Effect of Meissner Screening and Trapped Magnetic Flux on Magnetization Dynamics in Thick Nb/Ni80Fe20/Nb Trilayers

Abstract

We investigate the influence of Meissner screening and trapped magnetic flux on magnetization dynamics for a Ni80Fe20 film sandwiched between two thick Nb layers (100 nm) using broadband (5-20 GHz) ferromagnetic resonance (FMR) spectroscopy. Below the superconducting transition Tc of Nb, significant zero-frequency line broadening (5-6 mT) and DC resonance field shift (50 mT) to a low field are both observed if the Nb thickness is comparable to the London penetration depth of Nb films (>= 100 nm). We attribute the observed peculiar behaviors to the increased incoherent precession near the Ni80Fe20/Nb interface and the effectively focused magnetic flux in the middle Ni80Fe20 caused by strong Meissner screening and (defect-)trapped flux of the thick adjacent Nb layers.
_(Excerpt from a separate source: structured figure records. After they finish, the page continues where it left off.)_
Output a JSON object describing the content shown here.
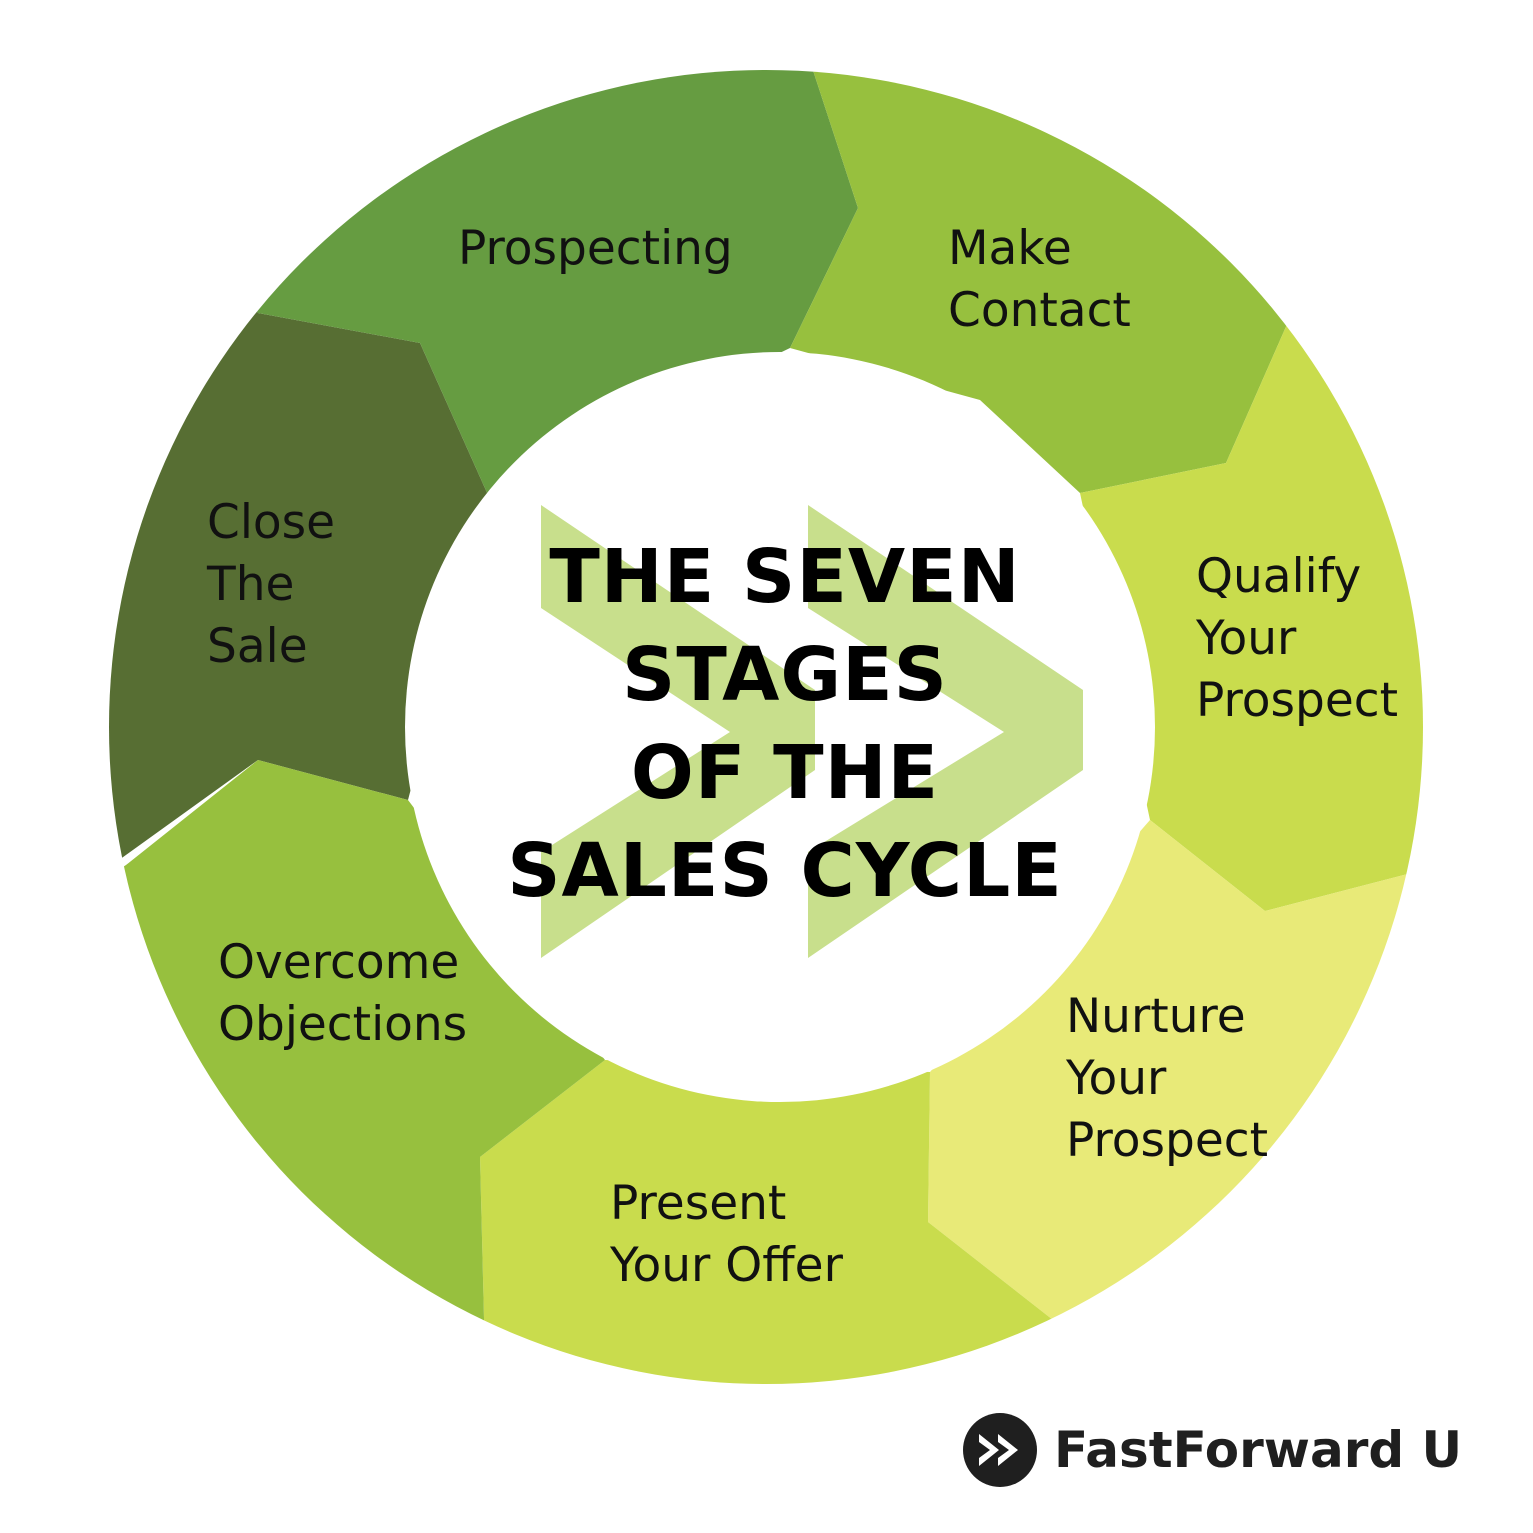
{
  "title": {
    "lines": [
      "THE SEVEN",
      "STAGES",
      "OF THE",
      "SALES CYCLE"
    ]
  },
  "stages": [
    {
      "lines": [
        "Prospecting"
      ],
      "color": "#669c41"
    },
    {
      "lines": [
        "Make",
        "Contact"
      ],
      "color": "#97c03e"
    },
    {
      "lines": [
        "Qualify",
        "Your",
        "Prospect"
      ],
      "color": "#c9dc4d"
    },
    {
      "lines": [
        "Nurture",
        "Your",
        "Prospect"
      ],
      "color": "#e8ea78"
    },
    {
      "lines": [
        "Present",
        "Your Offer"
      ],
      "color": "#c9dc4d"
    },
    {
      "lines": [
        "Overcome",
        "Objections"
      ],
      "color": "#97c03e"
    },
    {
      "lines": [
        "Close",
        "The",
        "Sale"
      ],
      "color": "#576e33"
    }
  ],
  "center_arrows_color": "#c8df8c",
  "brand": {
    "name": "FastForward U",
    "icon": "fast-forward-icon",
    "color": "#1f1f1f"
  }
}
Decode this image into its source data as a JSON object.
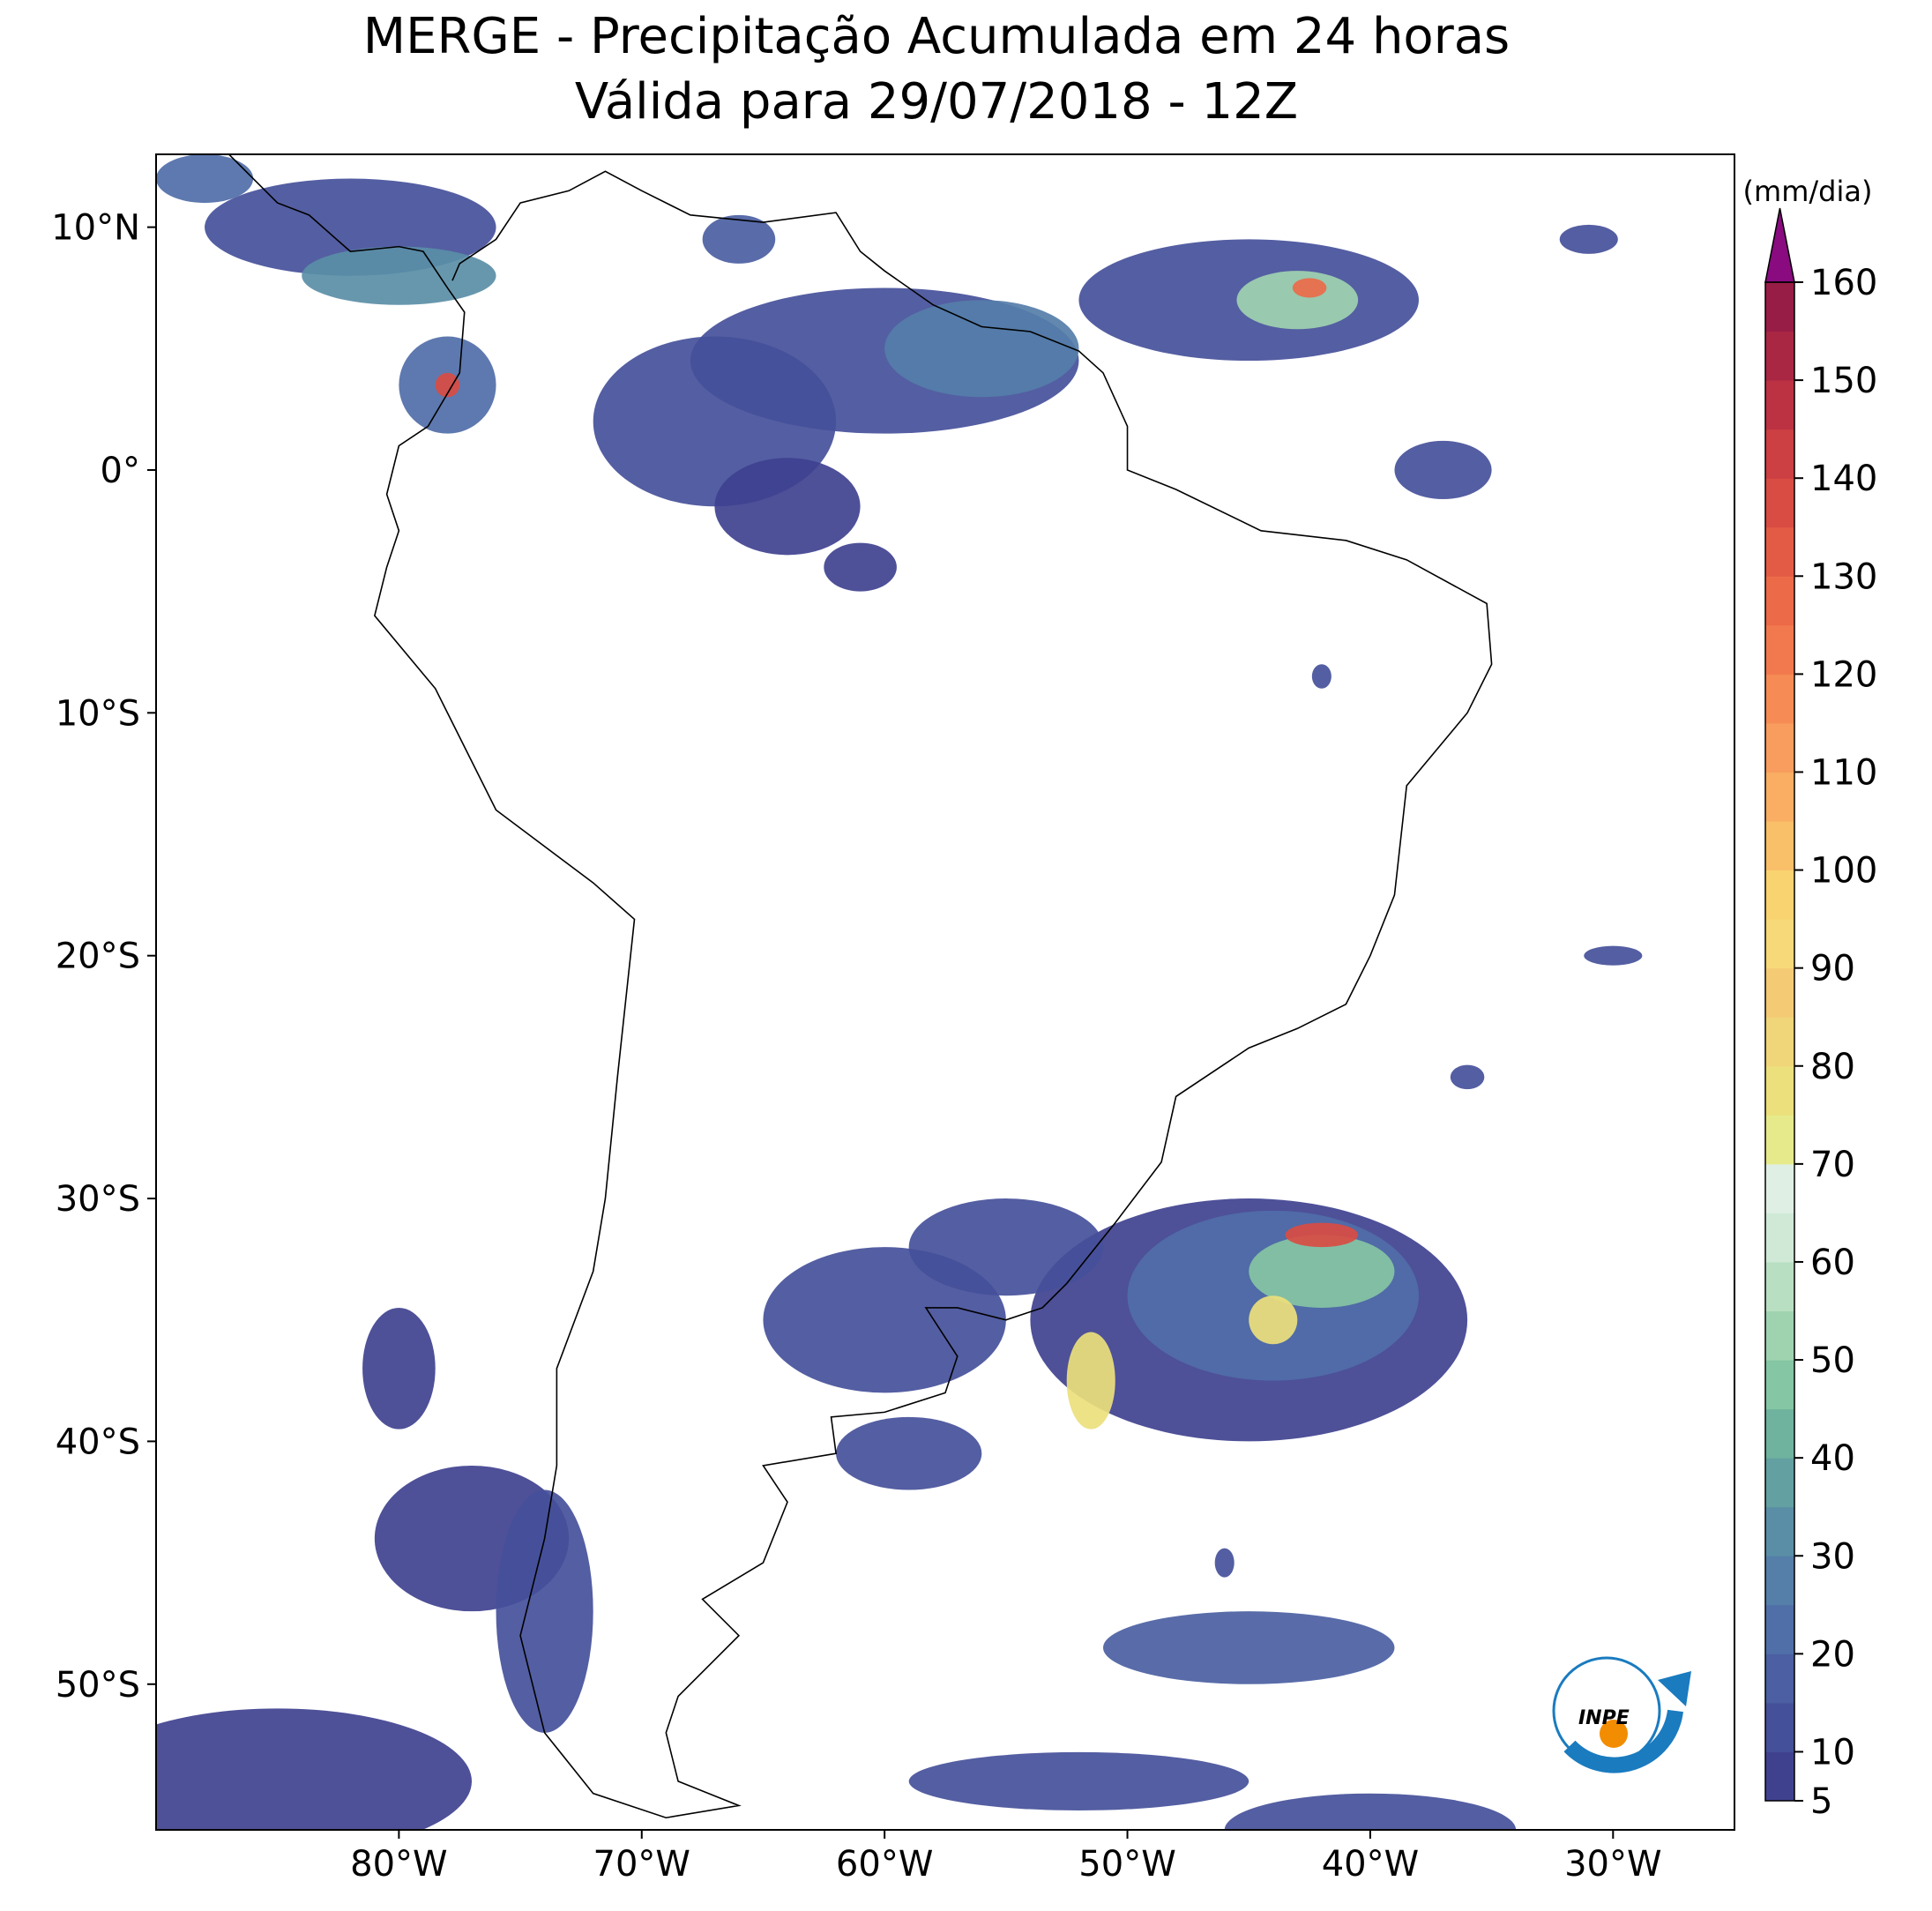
{
  "map": {
    "title": [
      "MERGE - Precipitação Acumulada em 24 horas",
      "Válida para 29/07/2018 - 12Z"
    ],
    "xlim": [
      -90,
      -25
    ],
    "ylim": [
      -56,
      13
    ],
    "xticks": [
      {
        "value": -80,
        "label": "80°W"
      },
      {
        "value": -70,
        "label": "70°W"
      },
      {
        "value": -60,
        "label": "60°W"
      },
      {
        "value": -50,
        "label": "50°W"
      },
      {
        "value": -40,
        "label": "40°W"
      },
      {
        "value": -30,
        "label": "30°W"
      }
    ],
    "yticks": [
      {
        "value": 10,
        "label": "10°N"
      },
      {
        "value": 0,
        "label": "0°"
      },
      {
        "value": -10,
        "label": "10°S"
      },
      {
        "value": -20,
        "label": "20°S"
      },
      {
        "value": -30,
        "label": "30°S"
      },
      {
        "value": -40,
        "label": "40°S"
      },
      {
        "value": -50,
        "label": "50°S"
      }
    ],
    "colorbar": {
      "label": "(mm/dia)",
      "clim": [
        5,
        160
      ],
      "ticks": [
        5,
        10,
        20,
        30,
        40,
        50,
        60,
        70,
        80,
        90,
        100,
        110,
        120,
        130,
        140,
        150,
        160
      ],
      "colors": [
        "#3f418f",
        "#45509a",
        "#4b5fa2",
        "#506ea8",
        "#557ea9",
        "#5a8ea6",
        "#62a0a1",
        "#6fb39f",
        "#85c6a4",
        "#9fd3b0",
        "#b8dfc1",
        "#cfe9d6",
        "#dfefe4",
        "#e6ea8a",
        "#ebe07c",
        "#f0d579",
        "#f4cb74",
        "#f7d979",
        "#f9d36f",
        "#f9bf69",
        "#f9ae63",
        "#f89d5d",
        "#f68b55",
        "#f2794e",
        "#ec6a48",
        "#e45b45",
        "#d94c43",
        "#cc3f42",
        "#bc3242",
        "#aa2744",
        "#981d46"
      ],
      "extend_color": "#8a0a80"
    },
    "logo": "INPE"
  }
}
This explanation is supported by static magnetic properties of the samples and comparison with FMR data on thick Nb/Ni80Fe20 bilayers. Great care should therefore be taken in the analysis of FMR response in ferromagnetic Josephson structures with thick superconductors, a fundamental property for high-frequency device applications of spin-polarized supercurrents.